Background and objectives
In recent years, the study of plant resistance to different pathogens has shown that such responses involve a variety of genes other than those initially identified as resistance genes. Pathways involving many genes are initiated by the recognition of incompatible pathogens and operate to trigger resistance responses. Our objective is to use VIGS as a rapid method of silencing genes in order to determine their involvement in these pathways. VIGS is achieved by infecting a plant with a viral vector carrying a sequence homologous to a target gene.

Results and conclusions
Nicotiana benthamiana plants transformed with the tomato resistance gene Pto under control of the 35S promoter became resistant to Pseudomonas syringae pv. tabaci carrying the avirulence determinant avrPto [1]. In tomato, the presence of an active Prf locus is required for Pto function. N. benthamiana plants transformed with Pto were infected with PVX viral vectors carrying a fragment of the N. benthamiana homologue of Prf. After 4 weeks they were tested for resistance to P. syringae and for the ability to display the hypersensitive response (HR) upon transient expression, via Agrobacterium tumefaciens, of the avrPto avirulence determinant. Transgenic plants infected with PVX-Prf supported growth of the previously avirulent Pseudomonas strain to similar levels as those of the virulent strain. Additionally, these plants were no longer capable of mounting a corresponding HR. These results demonstrate that the silencing of genes downstream of pathogen recognition in the signalling pathway can block the resistance response.
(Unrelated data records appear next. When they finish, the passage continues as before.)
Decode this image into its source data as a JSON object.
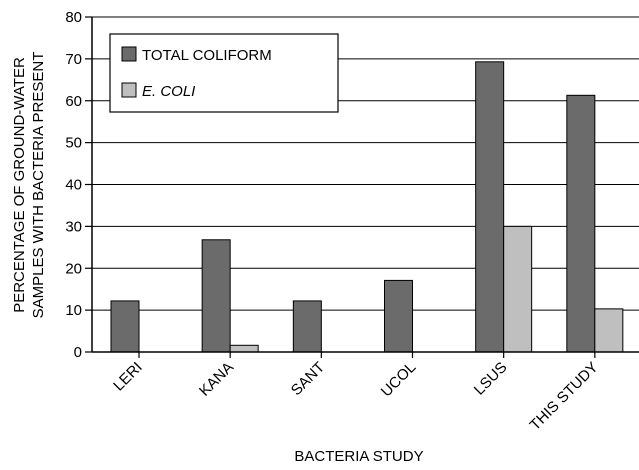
{
  "chart_data": {
    "type": "bar",
    "title": "",
    "xlabel": "BACTERIA STUDY",
    "ylabel_lines": [
      "PERCENTAGE OF GROUND-WATER",
      "SAMPLES WITH BACTERIA PRESENT"
    ],
    "categories": [
      "LERI",
      "KANA",
      "SANT",
      "UCOL",
      "LSUS",
      "THIS STUDY"
    ],
    "ylim": [
      0,
      80
    ],
    "yticks": [
      0,
      10,
      20,
      30,
      40,
      50,
      60,
      70,
      80
    ],
    "grid": "horizontal",
    "legend_position": "top-left",
    "series": [
      {
        "name": "TOTAL COLIFORM",
        "italic": false,
        "color": "#6b6b6b",
        "values": [
          12.2,
          26.8,
          12.2,
          17.1,
          69.3,
          61.3
        ]
      },
      {
        "name": "E. COLI",
        "italic": true,
        "color": "#bfbfbf",
        "values": [
          null,
          1.6,
          null,
          null,
          30.0,
          10.3
        ]
      }
    ]
  }
}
These results prompted us to extend our studies to other plant-pathogen interactions. N. benthamiana plants were transformed with the tobacco N gene, which confers resistance to tobacco mosaic virus (TMV). Transformants inoculated with GFP-tagged TMV did not show persistent fluorescent foci, demonstrating that components required for the function of N are present in N. benthamiana. Preliminary results show that silencing of N, an alternatively spliced gene [2], in these transgenic plants can be achieved by use of a PVX vector carrying a fragment of N common to both its full-length and truncated transcripts. Thus these transgenic plants are likely to be amenable to the study, by VIGS, of genes required for TMV resistance.
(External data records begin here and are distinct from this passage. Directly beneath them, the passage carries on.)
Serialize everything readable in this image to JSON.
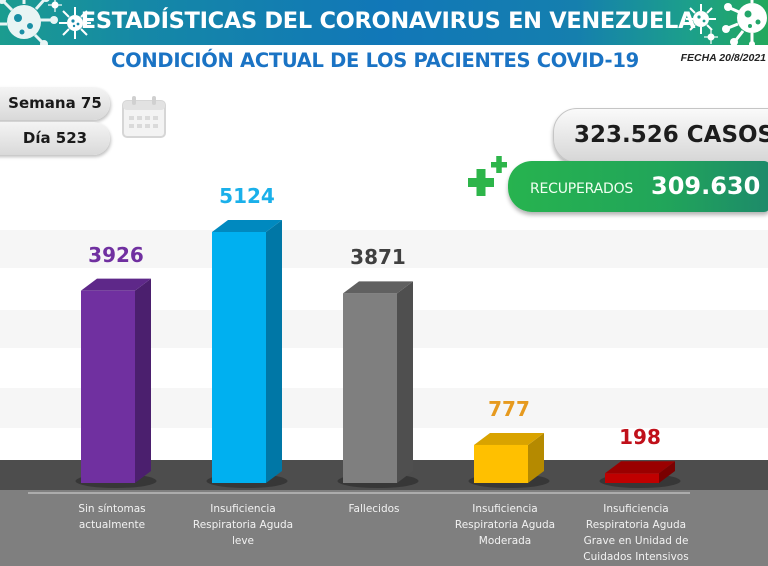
{
  "header": {
    "title": "ESTADÍSTICAS DEL CORONAVIRUS EN VENEZUELA",
    "subtitle": "CONDICIÓN ACTUAL DE LOS PACIENTES COVID-19",
    "date": "FECHA 20/8/2021",
    "icons": [
      "virus-icon",
      "virus-icon",
      "virus-icon",
      "virus-icon"
    ]
  },
  "period": {
    "week_label": "Semana 75",
    "day_label": "Día 523",
    "icon": "calendar-icon"
  },
  "totals": {
    "cases_label": "323.526 CASOS",
    "recovered_label": "RECUPERADOS",
    "recovered_value": "309.630",
    "icon": "plus-icon"
  },
  "colors": {
    "header_blue": "#1177b8",
    "header_teal": "#1b9c8f",
    "subtitle_blue": "#1a73c4",
    "recovered_green": "#27b34f",
    "floor_dark": "#4d4d4d",
    "label_area": "#7f7f7f"
  },
  "chart_data": {
    "type": "bar",
    "style": "3d-column",
    "title": "",
    "xlabel": "",
    "ylabel": "",
    "grid": false,
    "legend": "none",
    "ylim": [
      0,
      5600
    ],
    "categories": [
      "Sin síntomas actualmente",
      "Insuficiencia Respiratoria Aguda leve",
      "Fallecidos",
      "Insuficiencia Respiratoria Aguda Moderada",
      "Insuficiencia Respiratoria Aguda Grave en Unidad de Cuidados Intensivos"
    ],
    "category_lines": [
      [
        "Sin síntomas",
        "actualmente"
      ],
      [
        "Insuficiencia",
        "Respiratoria Aguda",
        "leve"
      ],
      [
        "Fallecidos"
      ],
      [
        "Insuficiencia",
        "Respiratoria Aguda",
        "Moderada"
      ],
      [
        "Insuficiencia",
        "Respiratoria Aguda",
        "Grave en Unidad de",
        "Cuidados Intensivos"
      ]
    ],
    "values": [
      3926,
      5124,
      3871,
      777,
      198
    ],
    "data_labels": [
      "3926",
      "5124",
      "3871",
      "777",
      "198"
    ],
    "bar_colors": [
      {
        "front": "#7030a0",
        "side": "#4b1f6e",
        "top": "#5e2889",
        "label": "#7030a0"
      },
      {
        "front": "#00b0f0",
        "side": "#0077a6",
        "top": "#0089bf",
        "label": "#1ab0ea"
      },
      {
        "front": "#7f7f7f",
        "side": "#4f4f4f",
        "top": "#606060",
        "label": "#404040"
      },
      {
        "front": "#ffc000",
        "side": "#b58a00",
        "top": "#d9a300",
        "label": "#e69a1f"
      },
      {
        "front": "#c00000",
        "side": "#7a0000",
        "top": "#9a0000",
        "label": "#c0101a"
      }
    ]
  }
}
Other genes previously shown to play roles in resistance responses will also be targeted. These include NPR1, NDR1 and hinl. Subsequently we will target genes with speculative roles in resistance such as MAP kinases and oxidative burst enzymes. Eventually, it is hoped that an N. benthamiana EDNA library will be constructed in the PVX vector to enable large-scale screening for genes with resistance functions.

1. Rommens CM, Salmeron JM, Oldroyd GED, Staskawicz B, 1995. Plant Cell 7, 1537-1544.
2. Witham S, Dinesh-Kumar SP, Choi D et al., 1994. Cell 78, 1101-1115.